Pierre Thiam came to America from his native Senegal to study physics in Ohio, but a stop in New York to see a friend turned into a career in the world of food. He’s appeared on the Iron Chef, cooked for presidents and kings, and has restaurants on two continents. He used to smuggle his favorite African foods back to America in his suitcase, but now he’s the head of a global importing company.
Thiam started Yolélé, which translates to “let the good times roll” in the Wolof language, to bring the foods of West Africa to the rest of the world. Working with small, mostly women-owned farms that grow the ancient grain fonio, he and his partner Phil Teverow help with processing and marketing to provide a reliable income. Fonio also offers a climate-friendly crop for the Sahel, the arid region between the Sahara desert and tropical rainforests. It’s one of the world’s most vulnerable regions and growing drought-resistant fonio can help slow desertification.

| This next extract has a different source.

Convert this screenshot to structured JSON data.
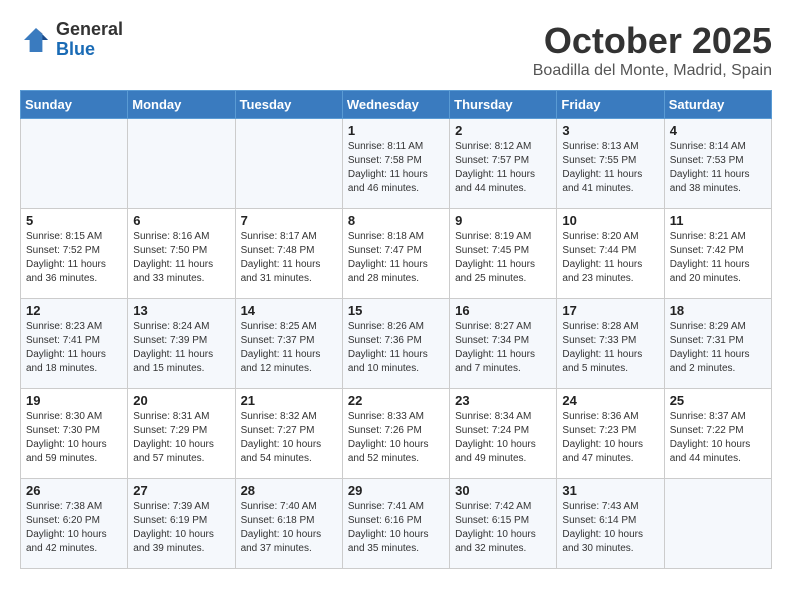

The Dogon People of Mali call fonio “the Seed of the Universe,” and fonio grains have been found in Egyptian pyramids. West Africans cook it for breakfast porridge, cover it with peanut sauce, and mix it with one pot stews of meat and vegetables.

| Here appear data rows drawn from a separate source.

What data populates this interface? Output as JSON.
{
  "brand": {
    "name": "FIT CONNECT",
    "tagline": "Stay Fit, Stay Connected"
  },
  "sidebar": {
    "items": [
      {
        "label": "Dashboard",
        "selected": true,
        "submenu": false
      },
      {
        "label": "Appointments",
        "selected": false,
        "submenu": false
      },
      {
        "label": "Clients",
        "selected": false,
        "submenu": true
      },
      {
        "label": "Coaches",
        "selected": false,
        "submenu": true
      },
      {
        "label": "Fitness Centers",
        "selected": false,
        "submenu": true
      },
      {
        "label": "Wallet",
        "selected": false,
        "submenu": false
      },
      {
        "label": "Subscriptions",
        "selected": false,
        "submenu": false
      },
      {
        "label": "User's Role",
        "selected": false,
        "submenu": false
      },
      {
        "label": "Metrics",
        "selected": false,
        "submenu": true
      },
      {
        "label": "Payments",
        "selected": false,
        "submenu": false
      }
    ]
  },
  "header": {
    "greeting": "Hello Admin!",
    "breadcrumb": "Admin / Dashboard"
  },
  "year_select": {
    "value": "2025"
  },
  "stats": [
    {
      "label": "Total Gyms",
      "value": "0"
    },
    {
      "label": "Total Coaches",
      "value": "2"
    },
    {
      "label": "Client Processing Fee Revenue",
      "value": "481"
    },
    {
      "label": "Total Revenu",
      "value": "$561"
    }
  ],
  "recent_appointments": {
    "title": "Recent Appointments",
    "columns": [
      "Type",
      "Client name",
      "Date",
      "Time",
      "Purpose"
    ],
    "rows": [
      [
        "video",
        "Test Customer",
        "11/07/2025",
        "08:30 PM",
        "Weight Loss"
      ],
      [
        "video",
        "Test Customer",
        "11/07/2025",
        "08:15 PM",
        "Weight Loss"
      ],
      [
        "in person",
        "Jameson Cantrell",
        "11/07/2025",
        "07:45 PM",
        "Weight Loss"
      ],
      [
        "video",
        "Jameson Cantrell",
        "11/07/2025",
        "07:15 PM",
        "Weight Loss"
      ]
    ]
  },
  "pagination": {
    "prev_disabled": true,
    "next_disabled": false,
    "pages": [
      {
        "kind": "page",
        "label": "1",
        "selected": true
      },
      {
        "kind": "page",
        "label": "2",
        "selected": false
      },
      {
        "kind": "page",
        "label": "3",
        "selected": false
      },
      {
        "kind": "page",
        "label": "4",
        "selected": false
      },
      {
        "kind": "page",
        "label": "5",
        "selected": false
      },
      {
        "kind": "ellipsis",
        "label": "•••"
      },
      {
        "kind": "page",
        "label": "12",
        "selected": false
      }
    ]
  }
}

A relative newcomer to American tables, fonio has been grown in Africa for more than 5,000 years. The light, fluffy grain with a nutty flavor cooks in a few minutes, unusual for a whole grain packed with complex carbohydrates, an array of vitamins, and protein. It adds substance to this cabbage salad with a zingy, cilantro-date dressing inspired by Samin Nosrat’s adaptation of a chutney from chef and anthropologist Niloufer Ichaporia King’s landmark cookbook, “My Bombay Kitchen.” For fonio recipes, cultural importance, and information about new products, sign up for the Yolélé newsletter.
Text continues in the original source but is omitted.